One for Madamoiselle Tialys the younger – quite an achievement as she is normally in black and adorned in skulls, etc. and one in yellow for Mlle T. the elder but I haven’t had chance to photograph it yet. I promise we will not all go out ‘en famille’ wearing the same blouse and, in any case, Mr. Tialys has declined my offer to make him one.
Now that I am back into dressmaking – can you tell? – I have started following more of those types of blogs and now I know all the hot topics and favourite patterns. I fancied a go at t-shirts and Sewaholic’s Renfrew pattern seems to be the choice of those in the know at the moment so I ordered a copy. You may remember, if you have been here before, that I was going to have a go at making my own knickers but, so far, the attaching of stretchy elastic to stretchy fabric, has proved an elusive skill and, being one of those people that buy all the stuff necessary for something before actually knowing if they are going to actually like it, I have lots of stretch fabric in my stash with nowhere to go. The fabric I used is possibly a little silky and fine for what I would normally describe as a t-shirt but it was only 3.99 a metre so I thought I’d have a play with it and sort of use it to make a toile. Anyway, my first mistake was to forget the pattern was sized in U.S. sizes so I made it about 3 sizes too big but, as the sleeve seams and side seams are all sewn in one, it was easy to take it in. I had followed Lladybird‘s advice and cut an inch off the neck band so that you have to stretch it slightly to fit but I think another inch could have come off.
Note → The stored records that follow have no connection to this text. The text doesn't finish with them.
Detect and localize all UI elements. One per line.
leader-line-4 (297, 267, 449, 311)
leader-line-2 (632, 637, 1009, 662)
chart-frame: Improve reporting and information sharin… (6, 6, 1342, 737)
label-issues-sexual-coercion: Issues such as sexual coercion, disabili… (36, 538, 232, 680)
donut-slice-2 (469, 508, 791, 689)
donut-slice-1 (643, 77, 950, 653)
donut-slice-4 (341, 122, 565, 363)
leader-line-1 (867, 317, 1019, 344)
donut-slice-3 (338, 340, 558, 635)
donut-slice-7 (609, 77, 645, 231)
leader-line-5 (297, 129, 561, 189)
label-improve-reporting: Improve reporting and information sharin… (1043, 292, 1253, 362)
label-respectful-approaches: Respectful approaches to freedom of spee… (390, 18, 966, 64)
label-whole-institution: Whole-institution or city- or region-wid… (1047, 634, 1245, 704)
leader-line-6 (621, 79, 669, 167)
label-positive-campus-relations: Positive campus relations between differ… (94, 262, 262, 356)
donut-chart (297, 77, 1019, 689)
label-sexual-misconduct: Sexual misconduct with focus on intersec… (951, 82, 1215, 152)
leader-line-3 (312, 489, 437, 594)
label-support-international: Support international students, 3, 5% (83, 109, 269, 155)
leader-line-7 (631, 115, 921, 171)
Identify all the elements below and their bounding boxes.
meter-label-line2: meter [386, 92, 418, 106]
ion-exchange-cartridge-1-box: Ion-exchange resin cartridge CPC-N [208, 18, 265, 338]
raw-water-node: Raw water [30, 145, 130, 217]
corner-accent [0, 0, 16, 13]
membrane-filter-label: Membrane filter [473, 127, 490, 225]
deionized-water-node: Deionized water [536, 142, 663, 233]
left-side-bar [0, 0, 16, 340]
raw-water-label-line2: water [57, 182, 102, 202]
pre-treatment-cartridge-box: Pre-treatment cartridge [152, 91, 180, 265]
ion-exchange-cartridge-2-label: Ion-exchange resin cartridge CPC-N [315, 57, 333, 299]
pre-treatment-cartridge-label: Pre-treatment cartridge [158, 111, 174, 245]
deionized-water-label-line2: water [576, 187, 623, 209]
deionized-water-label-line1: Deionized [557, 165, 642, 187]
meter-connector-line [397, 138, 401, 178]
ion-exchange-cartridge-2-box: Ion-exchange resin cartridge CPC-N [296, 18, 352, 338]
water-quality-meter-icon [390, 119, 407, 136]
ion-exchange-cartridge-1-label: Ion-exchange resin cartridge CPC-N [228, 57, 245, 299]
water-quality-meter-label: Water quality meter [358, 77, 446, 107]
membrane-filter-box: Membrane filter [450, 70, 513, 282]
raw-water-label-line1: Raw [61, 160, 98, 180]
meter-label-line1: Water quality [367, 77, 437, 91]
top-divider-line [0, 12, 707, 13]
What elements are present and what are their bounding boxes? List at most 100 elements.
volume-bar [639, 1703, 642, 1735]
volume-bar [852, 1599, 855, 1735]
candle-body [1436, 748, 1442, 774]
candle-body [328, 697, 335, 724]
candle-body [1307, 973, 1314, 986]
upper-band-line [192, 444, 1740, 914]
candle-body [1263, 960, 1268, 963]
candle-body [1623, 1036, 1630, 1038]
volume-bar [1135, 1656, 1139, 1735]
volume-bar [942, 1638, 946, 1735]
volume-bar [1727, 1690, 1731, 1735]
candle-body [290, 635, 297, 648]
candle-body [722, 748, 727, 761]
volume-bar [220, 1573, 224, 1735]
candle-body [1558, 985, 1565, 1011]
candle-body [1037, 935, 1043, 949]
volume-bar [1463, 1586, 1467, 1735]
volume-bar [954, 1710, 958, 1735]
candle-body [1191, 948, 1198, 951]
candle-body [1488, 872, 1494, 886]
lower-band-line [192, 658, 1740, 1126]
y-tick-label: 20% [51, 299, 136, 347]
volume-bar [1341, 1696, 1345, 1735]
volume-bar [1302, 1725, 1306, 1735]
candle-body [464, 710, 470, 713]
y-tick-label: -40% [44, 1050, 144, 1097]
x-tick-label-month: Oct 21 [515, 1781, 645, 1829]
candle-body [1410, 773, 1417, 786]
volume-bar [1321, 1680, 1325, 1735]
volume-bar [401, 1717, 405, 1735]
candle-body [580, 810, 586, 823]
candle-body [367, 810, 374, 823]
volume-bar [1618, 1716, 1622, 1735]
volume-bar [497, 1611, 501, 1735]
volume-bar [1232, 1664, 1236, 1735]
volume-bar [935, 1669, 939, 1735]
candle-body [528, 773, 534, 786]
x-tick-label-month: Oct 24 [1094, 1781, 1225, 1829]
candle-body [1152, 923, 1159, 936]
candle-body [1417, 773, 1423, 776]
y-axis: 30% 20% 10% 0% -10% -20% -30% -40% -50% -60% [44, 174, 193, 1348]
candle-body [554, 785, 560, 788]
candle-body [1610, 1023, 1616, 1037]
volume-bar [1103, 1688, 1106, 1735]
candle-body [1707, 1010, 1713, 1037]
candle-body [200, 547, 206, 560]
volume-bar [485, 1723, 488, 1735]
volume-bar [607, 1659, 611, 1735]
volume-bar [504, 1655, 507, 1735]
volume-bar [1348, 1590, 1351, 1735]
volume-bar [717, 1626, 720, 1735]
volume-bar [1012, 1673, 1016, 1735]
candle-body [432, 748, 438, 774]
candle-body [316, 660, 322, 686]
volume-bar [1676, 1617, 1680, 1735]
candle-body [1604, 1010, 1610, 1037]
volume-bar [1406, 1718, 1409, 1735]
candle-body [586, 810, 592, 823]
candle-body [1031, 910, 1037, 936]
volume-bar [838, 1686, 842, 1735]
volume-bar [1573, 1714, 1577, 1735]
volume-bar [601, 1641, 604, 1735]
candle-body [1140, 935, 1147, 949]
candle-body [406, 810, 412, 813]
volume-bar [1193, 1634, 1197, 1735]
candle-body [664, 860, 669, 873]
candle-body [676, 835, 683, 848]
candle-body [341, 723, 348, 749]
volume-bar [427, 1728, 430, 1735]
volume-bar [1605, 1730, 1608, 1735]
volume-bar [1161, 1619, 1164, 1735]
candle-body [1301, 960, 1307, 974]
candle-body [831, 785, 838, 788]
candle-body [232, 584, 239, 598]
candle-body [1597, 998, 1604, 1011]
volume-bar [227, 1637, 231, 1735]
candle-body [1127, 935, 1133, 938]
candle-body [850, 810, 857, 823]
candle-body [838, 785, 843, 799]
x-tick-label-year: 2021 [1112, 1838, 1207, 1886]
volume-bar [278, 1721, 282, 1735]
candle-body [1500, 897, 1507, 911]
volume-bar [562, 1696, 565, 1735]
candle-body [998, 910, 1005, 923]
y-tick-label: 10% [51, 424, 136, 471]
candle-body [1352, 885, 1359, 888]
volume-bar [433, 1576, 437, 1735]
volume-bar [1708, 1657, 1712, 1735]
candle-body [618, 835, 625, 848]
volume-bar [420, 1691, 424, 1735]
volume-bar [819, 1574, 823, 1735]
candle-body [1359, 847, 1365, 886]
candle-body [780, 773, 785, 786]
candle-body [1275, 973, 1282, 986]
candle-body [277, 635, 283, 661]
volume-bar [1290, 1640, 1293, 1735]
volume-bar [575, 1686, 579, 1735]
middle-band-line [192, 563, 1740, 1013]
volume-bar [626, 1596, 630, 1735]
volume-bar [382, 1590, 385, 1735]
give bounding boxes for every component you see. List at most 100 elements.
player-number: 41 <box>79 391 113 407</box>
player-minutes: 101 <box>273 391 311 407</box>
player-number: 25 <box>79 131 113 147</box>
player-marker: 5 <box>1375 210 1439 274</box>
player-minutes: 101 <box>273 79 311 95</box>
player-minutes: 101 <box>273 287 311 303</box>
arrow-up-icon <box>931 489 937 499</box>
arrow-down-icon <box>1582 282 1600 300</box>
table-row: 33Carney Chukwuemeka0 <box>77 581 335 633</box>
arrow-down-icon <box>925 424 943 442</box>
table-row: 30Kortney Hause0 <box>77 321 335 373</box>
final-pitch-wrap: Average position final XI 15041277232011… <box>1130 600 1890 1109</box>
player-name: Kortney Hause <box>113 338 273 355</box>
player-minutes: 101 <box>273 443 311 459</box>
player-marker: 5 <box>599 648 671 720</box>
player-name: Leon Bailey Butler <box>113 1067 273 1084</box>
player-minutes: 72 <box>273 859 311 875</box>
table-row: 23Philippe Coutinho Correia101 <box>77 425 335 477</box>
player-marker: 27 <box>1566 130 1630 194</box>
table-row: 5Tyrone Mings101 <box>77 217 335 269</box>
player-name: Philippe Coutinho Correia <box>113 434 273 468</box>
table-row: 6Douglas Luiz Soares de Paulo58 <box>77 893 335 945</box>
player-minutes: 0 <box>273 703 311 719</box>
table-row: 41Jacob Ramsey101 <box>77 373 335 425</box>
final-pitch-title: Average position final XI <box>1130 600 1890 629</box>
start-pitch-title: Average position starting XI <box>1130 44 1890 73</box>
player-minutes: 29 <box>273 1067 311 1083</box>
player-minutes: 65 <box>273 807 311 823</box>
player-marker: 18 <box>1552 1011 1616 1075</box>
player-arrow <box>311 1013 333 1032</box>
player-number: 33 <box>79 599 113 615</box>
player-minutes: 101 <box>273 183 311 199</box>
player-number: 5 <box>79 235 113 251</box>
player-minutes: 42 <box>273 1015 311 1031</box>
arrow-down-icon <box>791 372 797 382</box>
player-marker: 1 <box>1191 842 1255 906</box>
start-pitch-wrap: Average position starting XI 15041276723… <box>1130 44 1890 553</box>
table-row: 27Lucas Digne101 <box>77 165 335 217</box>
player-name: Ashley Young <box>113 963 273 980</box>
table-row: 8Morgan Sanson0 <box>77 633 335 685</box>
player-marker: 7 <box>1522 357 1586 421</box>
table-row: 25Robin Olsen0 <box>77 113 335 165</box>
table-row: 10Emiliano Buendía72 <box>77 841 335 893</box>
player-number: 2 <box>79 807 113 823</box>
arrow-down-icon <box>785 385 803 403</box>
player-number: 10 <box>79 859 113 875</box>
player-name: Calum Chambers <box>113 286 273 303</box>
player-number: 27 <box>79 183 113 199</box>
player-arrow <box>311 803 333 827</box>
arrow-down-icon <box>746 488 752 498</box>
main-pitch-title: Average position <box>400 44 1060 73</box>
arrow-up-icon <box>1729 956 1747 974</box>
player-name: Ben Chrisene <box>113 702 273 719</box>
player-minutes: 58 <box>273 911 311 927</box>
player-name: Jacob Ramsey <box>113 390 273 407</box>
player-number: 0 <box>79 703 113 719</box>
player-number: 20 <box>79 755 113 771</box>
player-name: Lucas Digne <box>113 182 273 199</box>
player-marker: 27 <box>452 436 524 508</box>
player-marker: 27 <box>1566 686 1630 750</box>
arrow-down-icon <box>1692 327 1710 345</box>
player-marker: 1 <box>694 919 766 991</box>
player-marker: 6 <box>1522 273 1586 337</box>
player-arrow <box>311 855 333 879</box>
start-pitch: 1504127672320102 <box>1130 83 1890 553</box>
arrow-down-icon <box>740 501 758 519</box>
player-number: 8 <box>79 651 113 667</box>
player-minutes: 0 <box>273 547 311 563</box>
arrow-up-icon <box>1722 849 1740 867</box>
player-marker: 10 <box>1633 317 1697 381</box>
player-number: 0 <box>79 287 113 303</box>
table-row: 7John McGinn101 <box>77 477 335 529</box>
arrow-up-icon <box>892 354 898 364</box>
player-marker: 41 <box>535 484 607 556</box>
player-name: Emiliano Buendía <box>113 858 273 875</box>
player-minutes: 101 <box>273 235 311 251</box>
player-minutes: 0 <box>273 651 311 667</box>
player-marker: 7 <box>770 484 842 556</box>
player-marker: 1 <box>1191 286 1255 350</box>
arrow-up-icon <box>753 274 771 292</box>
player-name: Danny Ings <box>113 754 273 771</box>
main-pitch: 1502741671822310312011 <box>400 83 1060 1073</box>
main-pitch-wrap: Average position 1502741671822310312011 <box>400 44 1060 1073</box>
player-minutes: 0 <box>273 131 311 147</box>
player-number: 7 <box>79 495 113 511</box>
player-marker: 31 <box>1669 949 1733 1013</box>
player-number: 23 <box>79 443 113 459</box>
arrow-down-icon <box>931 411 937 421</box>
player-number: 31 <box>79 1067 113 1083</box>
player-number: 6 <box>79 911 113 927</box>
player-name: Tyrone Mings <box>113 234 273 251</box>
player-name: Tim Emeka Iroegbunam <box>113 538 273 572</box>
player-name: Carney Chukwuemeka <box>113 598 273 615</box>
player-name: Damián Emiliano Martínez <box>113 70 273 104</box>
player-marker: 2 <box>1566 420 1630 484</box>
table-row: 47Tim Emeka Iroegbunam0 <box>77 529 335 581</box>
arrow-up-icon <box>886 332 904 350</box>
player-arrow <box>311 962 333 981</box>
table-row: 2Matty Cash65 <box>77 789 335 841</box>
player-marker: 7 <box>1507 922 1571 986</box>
I’m not 100% certain I like the band around the bottom even though it does make for a neat edge so, next time – and there is already another version on the cutting board – I might do something a little different.
I don’t know whether I mentioned that my god-daughter is expecting a baby in October so my thoughts have turned to baby clothes which, more than babies themselves, making me go all wibbly. I am going to make her a quilt – better get started soon knowing my record with having a quilt ready for an actual date – but, in the meantime,I ran up some of these gorgeous little bibs which you put on your baby like a little bandana – how cute are they? Not having a baby to hand – and I say that without regret – I used a couple of rather fetching bears to model them for me. Note that these are very posh baby bibs as they are made from Liberty of London tana lawn and, normally, I wouldn’t condone drooling or vomiting on such beauteous fabric.
These can also look quite cute on dogs though, with that type, you need to put a channel through the top for the collar to go through and, of course, I do happen to have a dog to hand for posing purposes. Note that there is an absence of Liberty of London here as drooling and vomiting are only two of the many perils where my dogs are concerned, another being fox poo.
I am going over to the U.K. for one of my rare visits later this month so, if I don’t get chance to post again before then, I will be back to tell you all about my trip which will definitely involve fish and chips, Brighton, fabric shopping and, possibly, a visit to my parents.